Na avaliação de Erin Xin, economista do banco HSBC, a China deve crescer 4,9% neste ano e ficará perto de alcançar a meta de expansão de 5%, em grande medida graças ao consumo interno, dado que a demanda externa apresenta um desempenho mais fraco, sobretudo por conta da queda das importações da Europa e dos EUA com a desaceleração das suas economias causada pela política monetária restritiva dos seus respectivos bancos centrais.

“Em termos domésticos, a expansão do nível de atividade não ocorre somente em serviços, como restaurantes. Ela acontece de forma ampla, até em mercadorias duráveis, como veículos elétricos, que contam com a concessão de benefícios tributários do governo.” Segundo ela, também contribuem as obras em infraestrutura, entre elas as dedicadas à expansão da economia verde, como a edificação de estações de recarga de veículos elétricos e construção de data centers.

Mais apoio fiscal

Embora existam boas chances de que a China alcance a meta de crescimento de 5% em 2023, é bem provável que o governo Xi Jinping continue com medidas de apoio fiscal para reforçar o nível de atividade para além das decisões de política monetária. Os juros básicos no país estão em 2,5% ao ano e reduzi-los de forma intensa poderia provocar mais fugas de capitais e novas rodadas de depreciação do yuan ante o dólar.

Segundo Shenshen Wang, estrategista sênior de equities para a China do Mizuho Securities, entre os principais estímulos fiscais que o governo em Pequim realizará até dezembro estará a concessão de entre 1 trilhão (US$ 136,6 bilhões) e 1,5 trilhão (US$ 205 bilhões) de yuans aos governos locais para reduzirem suas dívidas, sobretudo com bancos que financiaram investimentos em várias áreas, como no setor de construção. Um outro montante entre 1 trilhão e 1,5 trilhão de yuans pode ser liberado até o final do ano como antecipação de uma parte das verbas federais do orçamento de 2024 para projetos de infraestrutura.

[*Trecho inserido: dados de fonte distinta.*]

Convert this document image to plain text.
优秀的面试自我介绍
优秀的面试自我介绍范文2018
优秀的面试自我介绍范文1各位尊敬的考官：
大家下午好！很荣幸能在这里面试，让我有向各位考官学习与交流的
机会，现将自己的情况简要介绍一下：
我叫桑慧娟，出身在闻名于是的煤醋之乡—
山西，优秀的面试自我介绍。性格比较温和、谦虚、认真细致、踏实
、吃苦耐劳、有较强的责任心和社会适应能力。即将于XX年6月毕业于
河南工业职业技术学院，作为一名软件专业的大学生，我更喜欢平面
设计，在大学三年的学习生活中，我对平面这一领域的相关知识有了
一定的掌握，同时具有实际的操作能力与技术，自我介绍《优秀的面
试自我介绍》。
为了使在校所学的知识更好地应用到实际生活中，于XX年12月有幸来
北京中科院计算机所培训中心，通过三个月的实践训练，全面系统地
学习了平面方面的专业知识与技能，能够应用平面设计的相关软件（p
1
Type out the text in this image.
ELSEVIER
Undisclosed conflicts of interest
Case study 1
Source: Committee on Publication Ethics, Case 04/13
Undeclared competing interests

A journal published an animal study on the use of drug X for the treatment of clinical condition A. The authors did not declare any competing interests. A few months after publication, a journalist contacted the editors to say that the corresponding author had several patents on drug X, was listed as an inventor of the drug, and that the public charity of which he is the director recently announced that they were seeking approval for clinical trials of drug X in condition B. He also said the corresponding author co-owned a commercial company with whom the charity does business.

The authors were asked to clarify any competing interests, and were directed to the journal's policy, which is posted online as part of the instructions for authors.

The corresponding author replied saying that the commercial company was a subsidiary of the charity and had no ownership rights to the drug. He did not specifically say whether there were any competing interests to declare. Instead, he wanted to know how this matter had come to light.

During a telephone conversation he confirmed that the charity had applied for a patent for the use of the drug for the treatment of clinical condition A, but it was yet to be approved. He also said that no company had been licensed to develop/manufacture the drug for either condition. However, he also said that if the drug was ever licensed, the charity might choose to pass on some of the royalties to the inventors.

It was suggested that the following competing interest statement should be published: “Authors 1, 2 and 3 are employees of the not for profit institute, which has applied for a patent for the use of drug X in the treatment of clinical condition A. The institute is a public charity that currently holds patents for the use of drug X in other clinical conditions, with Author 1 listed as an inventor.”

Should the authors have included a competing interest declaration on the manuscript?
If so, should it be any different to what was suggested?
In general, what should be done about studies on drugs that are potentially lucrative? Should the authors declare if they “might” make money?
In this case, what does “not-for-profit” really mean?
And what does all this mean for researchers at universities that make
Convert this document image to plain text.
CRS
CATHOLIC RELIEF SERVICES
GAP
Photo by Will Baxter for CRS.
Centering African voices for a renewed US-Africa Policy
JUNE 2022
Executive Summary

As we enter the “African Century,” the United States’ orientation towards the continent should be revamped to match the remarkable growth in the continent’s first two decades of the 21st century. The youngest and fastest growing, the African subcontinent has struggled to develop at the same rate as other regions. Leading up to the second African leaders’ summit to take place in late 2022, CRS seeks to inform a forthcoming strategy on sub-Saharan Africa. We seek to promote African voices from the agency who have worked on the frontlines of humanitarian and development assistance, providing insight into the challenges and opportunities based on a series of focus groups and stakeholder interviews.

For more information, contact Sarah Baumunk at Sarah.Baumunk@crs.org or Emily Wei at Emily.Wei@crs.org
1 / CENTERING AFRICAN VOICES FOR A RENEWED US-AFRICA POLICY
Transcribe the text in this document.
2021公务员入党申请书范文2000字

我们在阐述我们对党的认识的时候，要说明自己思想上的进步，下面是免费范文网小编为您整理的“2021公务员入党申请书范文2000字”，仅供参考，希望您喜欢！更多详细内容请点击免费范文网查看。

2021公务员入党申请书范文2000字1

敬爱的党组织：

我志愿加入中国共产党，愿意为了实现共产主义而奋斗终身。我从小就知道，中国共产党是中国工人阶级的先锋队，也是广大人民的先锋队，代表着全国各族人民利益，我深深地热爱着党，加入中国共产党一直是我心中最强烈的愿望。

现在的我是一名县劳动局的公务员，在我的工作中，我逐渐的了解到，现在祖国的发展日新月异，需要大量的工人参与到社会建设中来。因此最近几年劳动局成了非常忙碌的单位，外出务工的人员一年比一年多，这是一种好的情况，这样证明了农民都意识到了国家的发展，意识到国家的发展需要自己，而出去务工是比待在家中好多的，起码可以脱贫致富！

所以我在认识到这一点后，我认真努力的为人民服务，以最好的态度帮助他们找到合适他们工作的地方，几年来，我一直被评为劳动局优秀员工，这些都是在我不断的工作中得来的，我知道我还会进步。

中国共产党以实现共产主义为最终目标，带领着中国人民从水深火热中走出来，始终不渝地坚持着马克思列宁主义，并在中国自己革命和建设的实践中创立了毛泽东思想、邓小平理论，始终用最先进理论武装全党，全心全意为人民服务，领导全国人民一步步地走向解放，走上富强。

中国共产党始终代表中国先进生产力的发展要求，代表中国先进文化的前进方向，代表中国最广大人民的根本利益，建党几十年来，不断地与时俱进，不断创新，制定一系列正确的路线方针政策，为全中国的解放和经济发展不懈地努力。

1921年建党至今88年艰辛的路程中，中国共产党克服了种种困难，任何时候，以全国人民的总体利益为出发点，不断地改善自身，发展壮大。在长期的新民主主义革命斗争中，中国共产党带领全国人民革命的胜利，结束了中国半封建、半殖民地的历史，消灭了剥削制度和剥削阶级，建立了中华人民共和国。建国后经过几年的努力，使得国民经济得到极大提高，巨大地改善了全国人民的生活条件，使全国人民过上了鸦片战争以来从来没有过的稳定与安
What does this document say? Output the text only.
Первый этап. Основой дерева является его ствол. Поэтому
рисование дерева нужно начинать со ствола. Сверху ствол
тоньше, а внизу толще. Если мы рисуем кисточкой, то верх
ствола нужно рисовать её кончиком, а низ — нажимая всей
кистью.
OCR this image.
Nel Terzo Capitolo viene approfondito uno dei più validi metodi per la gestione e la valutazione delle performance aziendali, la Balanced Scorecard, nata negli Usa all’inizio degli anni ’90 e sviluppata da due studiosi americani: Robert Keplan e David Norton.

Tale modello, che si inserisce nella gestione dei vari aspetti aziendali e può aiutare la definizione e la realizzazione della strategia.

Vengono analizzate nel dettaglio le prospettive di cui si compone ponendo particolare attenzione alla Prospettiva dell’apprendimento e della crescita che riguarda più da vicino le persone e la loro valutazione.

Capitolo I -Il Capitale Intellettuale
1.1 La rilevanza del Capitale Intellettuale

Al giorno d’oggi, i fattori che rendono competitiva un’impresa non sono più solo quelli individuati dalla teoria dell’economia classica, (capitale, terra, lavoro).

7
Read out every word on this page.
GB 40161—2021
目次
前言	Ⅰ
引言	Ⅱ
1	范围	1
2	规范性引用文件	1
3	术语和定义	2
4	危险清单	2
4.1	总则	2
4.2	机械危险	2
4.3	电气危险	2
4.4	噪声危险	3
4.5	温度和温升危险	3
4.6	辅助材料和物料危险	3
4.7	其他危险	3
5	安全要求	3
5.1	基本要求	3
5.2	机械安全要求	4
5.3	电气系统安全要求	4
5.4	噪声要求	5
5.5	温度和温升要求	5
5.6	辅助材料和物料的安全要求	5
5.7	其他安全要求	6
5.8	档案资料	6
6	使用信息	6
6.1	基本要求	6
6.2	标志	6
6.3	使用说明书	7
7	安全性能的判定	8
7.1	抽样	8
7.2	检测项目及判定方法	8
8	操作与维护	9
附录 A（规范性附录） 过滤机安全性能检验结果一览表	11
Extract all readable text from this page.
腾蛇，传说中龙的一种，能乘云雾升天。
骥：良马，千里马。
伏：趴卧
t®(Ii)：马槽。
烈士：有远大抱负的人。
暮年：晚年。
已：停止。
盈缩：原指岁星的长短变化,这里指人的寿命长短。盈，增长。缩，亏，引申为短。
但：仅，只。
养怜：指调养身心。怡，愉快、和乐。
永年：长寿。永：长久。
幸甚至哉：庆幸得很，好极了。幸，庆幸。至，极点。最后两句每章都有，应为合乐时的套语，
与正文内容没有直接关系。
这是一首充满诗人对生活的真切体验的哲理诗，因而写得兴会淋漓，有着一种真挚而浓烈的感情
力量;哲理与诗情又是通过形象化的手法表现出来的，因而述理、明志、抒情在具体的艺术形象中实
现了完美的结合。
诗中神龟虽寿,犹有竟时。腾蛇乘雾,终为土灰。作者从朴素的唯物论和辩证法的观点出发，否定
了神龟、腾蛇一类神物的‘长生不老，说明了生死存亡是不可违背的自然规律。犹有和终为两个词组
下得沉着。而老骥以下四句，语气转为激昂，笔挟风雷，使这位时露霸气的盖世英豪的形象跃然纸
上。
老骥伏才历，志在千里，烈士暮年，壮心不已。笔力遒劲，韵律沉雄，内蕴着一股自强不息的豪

“Com essas duas operações, o governo central pode destinar ao menos 2 trilhões de yuans (US$ 273,3 bilhões) no total aos governo locais. Os recursos dedicados para reduzir o endividamento com instituições financeiras dará mais condições a elas para realizarem mais empréstimos por toda a economia”, comentou Shenshen. “A outra metade deve ser orientada a obras de longo prazo, como rodovias e aeroportos, que ajudarão a reforçar a recuperação da economia da China especialmente em 2024.”